It took me a long time to realize I was suffering from dating burnout. I thought every guy was the same old disappointment and felt frustrated with how hard it was to meet a decent dude I actually saw as a good match. Finally, I decided to take a break from dating for a year. Turns out, it was one of the best decisions I could have made.
I rediscovered self-love. It was so weird — even though I felt burned by love, the more time I spent on my own, the more I actually started to accept and love myself! I had so much love to give and I’d been wasting it on trying to find a partner. Now I could shower myself with it. It felt amazing.
My friendships got stronger. I became a better friend. Instead of wasting Friday nights on lousy first dates, I’d choose going out with my friends to have a great time instead. I also stopped being the whiny single friend who always moaned about the lack of worthy men out there, which made time with my friends much more enjoyable.
I focused more time on my dreams. Loads of free time on my hands meant I could dedicate my energy to working on my dreams and being more creative. It was so much more rewarding than trying to boost my self-worth by dating or hunting for my dream guy.
I thought about what I really want in my future. In my last relationship, a lot of money went to my ex, who was always requiring my help and draining me of my resources. It sucked, but I finally wanted to take care of myself, and one of the ways in which I tried to do this was put aside some money for a rainy day. It felt empowering to save money and invest in myself.

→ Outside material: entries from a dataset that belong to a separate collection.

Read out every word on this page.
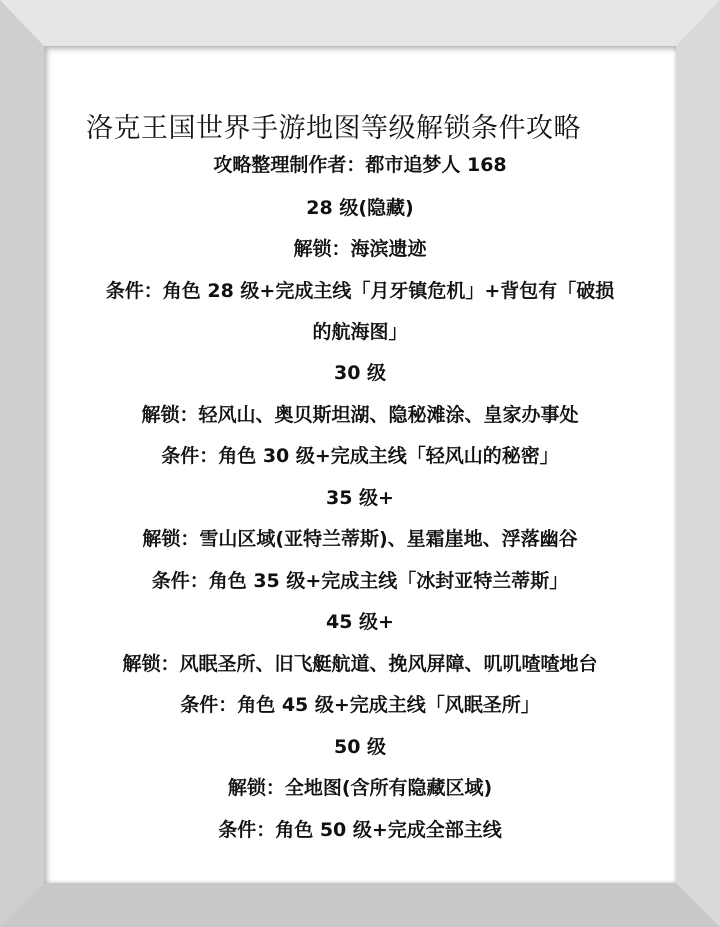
洛克王国世界手游地图等级解锁条件攻略
攻略整理制作者：都市追梦人 168
28 级(隐藏)
解锁：海滨遗迹
条件：角色 28 级+完成主线「月牙镇危机」+背包有「破损
的航海图」
30 级
解锁：轻风山、奥贝斯坦湖、隐秘滩涂、皇家办事处
条件：角色 30 级+完成主线「轻风山的秘密」
35 级+
解锁：雪山区域(亚特兰蒂斯)、星霜崖地、浮落幽谷
条件：角色 35 级+完成主线「冰封亚特兰蒂斯」
45 级+
解锁：风眠圣所、旧飞艇航道、挽风屏障、叽叽喳喳地台
条件：角色 45 级+完成主线「风眠圣所」
50 级
解锁：全地图(含所有隐藏区域)
条件：角色 50 级+完成全部主线
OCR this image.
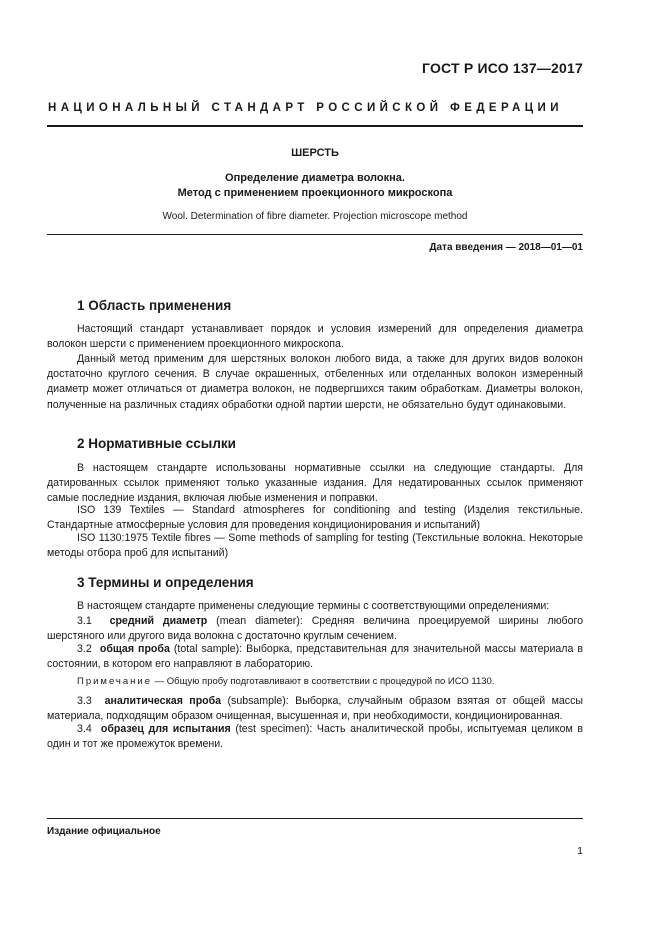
ГОСТ Р ИСО 137—2017
НАЦИОНАЛЬНЫЙ СТАНДАРТ РОССИЙСКОЙ ФЕДЕРАЦИИ
ШЕРСТЬ
Определение диаметра волокна.
Метод с применением проекционного микроскопа
Wool. Determination of fibre diameter. Projection microscope method
Дата введения — 2018—01—01
1 Область применения

Настоящий стандарт устанавливает порядок и условия измерений для определения диаметра волокон шерсти с применением проекционного микроскопа.

Данный метод применим для шерстяных волокон любого вида, а также для других видов волокон достаточно круглого сечения. В случае окрашенных, отбеленных или отделанных волокон измеренный диаметр может отличаться от диаметра волокон, не подвергшихся таким обработкам. Диаметры волокон, полученные на различных стадиях обработки одной партии шерсти, не обязательно будут одинаковыми.

2 Нормативные ссылки

В настоящем стандарте использованы нормативные ссылки на следующие стандарты. Для датированных ссылок применяют только указанные издания. Для недатированных ссылок применяют самые последние издания, включая любые изменения и поправки.

ISO 139 Textiles — Standard atmospheres for conditioning and testing (Изделия текстильные. Стандартные атмосферные условия для проведения кондиционирования и испытаний)

ISO 1130:1975 Textile fibres — Some methods of sampling for testing (Текстильные волокна. Некоторые методы отбора проб для испытаний)

3 Термины и определения

В настоящем стандарте применены следующие термины с соответствующими определениями:

3.1 средний диаметр (mean diameter): Средняя величина проецируемой ширины любого шерстяного или другого вида волокна с достаточно круглым сечением.

3.2 общая проба (total sample): Выборка, представительная для значительной массы материала в состоянии, в котором его направляют в лабораторию.

Примечание — Общую пробу подготавливают в соответствии с процедурой по ИСО 1130.

3.3 аналитическая проба (subsample): Выборка, случайным образом взятая от общей массы материала, подходящим образом очищенная, высушенная и, при необходимости, кондиционированная.

3.4 образец для испытания (test specimen): Часть аналитической пробы, испытуемая целиком в один и тот же промежуток времени.

Издание официальное
1
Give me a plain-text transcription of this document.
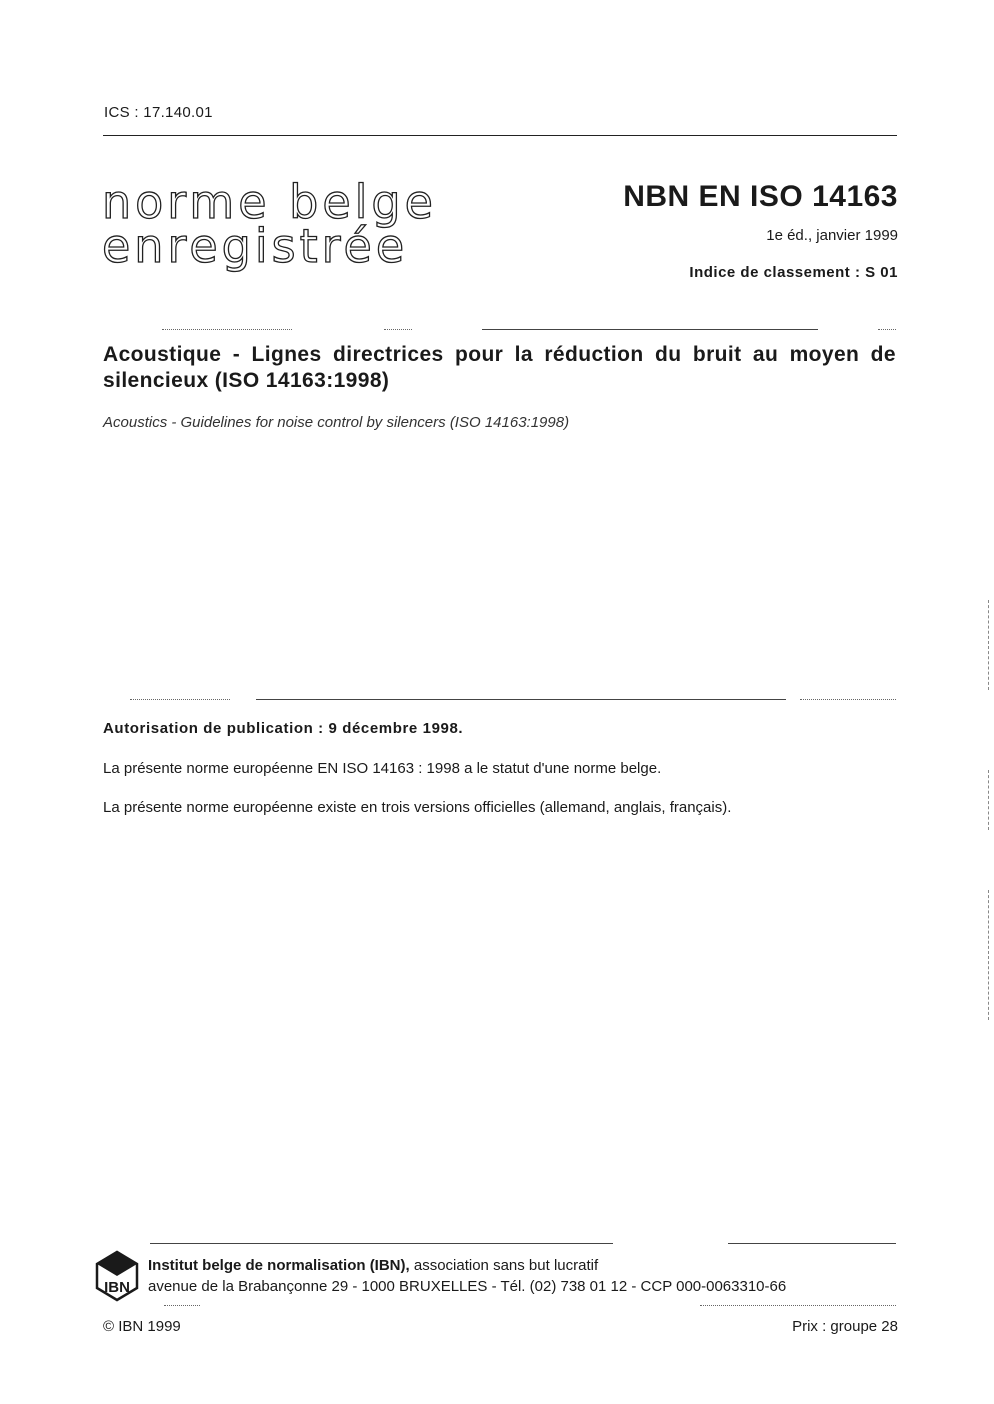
ICS : 17.140.01
norme belge
enregistrée
NBN EN ISO 14163
1e éd., janvier 1999
Indice de classement : S 01
Acoustique - Lignes directrices pour la réduction du bruit au moyen de silencieux (ISO 14163:1998)
Acoustics - Guidelines for noise control by silencers (ISO 14163:1998)
Autorisation de publication : 9 décembre 1998.
La présente norme européenne EN ISO 14163 : 1998 a le statut d'une norme belge.
La présente norme européenne existe en trois versions officielles (allemand, anglais, français).
IBN
Institut belge de normalisation (IBN), association sans but lucratif
avenue de la Brabançonne 29 - 1000 BRUXELLES - Tél. (02) 738 01 12 - CCP 000-0063310-66
© IBN 1999	Prix : groupe 28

I stopped caring if I was “missing out.” Over the Christmas holidays, social media was filled with couples doing fun stuff together, like going away on holiday. I was happy for them but didn’t feel I was missing out by not having a boyfriend. I was happy to do my own thing and not have to compromise on the types of holiday activities I wanted to do, like shop ’til I drop.
I discovered new interests, hobbies, and passions. When I had spare time, I could spend it trying something new and fun. This was great because I’d previously spent way too much time dating instead of having a real hobby that brought happiness to my life. Happiness truly is an inside job.
My thinking about guys changed. After taking time for myself and learning more about who I was, my attitude towards dating changed. If I met a guy who showed interest in me, I thought, “Is he worth giving up my free time for?” instead of what I used to think, which was, “Does he like me?” The tables had turned. I had made myself a priority and wasn’t going to change that for anyone.
I stopped searching for people to fill my emptiness. I’d been searching for the right guy to make me happy and feel worthy, but being alone for a year taught me that I was the only one responsible for these things. Instead of searching for someone to fill me up, I filled myself up with things I wanted to do. This also meant that when I was ready to date again, I’d do it for the right reasons.
I learned there are so many types of love. It’s not just about romantic love. There’s love between friends, love for parents and siblings, love for pets, love for myself and love for life! I didn’t have to be stuck on the idea of having romantic love in my life when there were so many other types of love to enjoy every single day. By not obsessing about romantic love, I could appreciate the other kinds.
Finding a guy was cool, but it wasn’t the only road to happiness. When I stopped being so focused on finding a boyfriend, I learned to make myself happy. I discovered there are many different ways to achieve happiness and if I had to be single for the rest of my life, I’d still have a happy life.
I got comfortable with the “bad” feelings. I used to hate feeling lonely and scared of being single. These had been feelings I’d quickly want to distract myself from. During this one-year dating sabbatical, I really learned to explore these feelings. They felt crappy but they were just feelings. They could swim over me and then leave. I didn’t have to drown in them. Sometimes they could actually be quite beautiful if I took the time to understand where they were coming from.
I took charge of my life. I wasn’t waiting around for a guy or a relationship to direct my life’s path. It was all up to me and I embraced it big time. I took the time to figure out what I wanted and then I chased it down. It felt amazing to take action in my life and make things happen for myself.
I became more open to trying new things. Dating was off the cards, but everything else was fair game! I was willing to meet new people for friendship, enlarge my social circle, try new hobbies and be different versions of myself.
Taking a break made me a better date. Being on my own for a while meant that when I went back to the dating scene, I was mentally refreshed and filled with the hope of meeting interesting guys. Much like not eating chocolate for a few weeks and then trying it again only to feel it tastes better, my dating approach felt sweeter. This was mostly because I knew that no matter what happened, I didn’t need a boyfriend to be completely and happily me.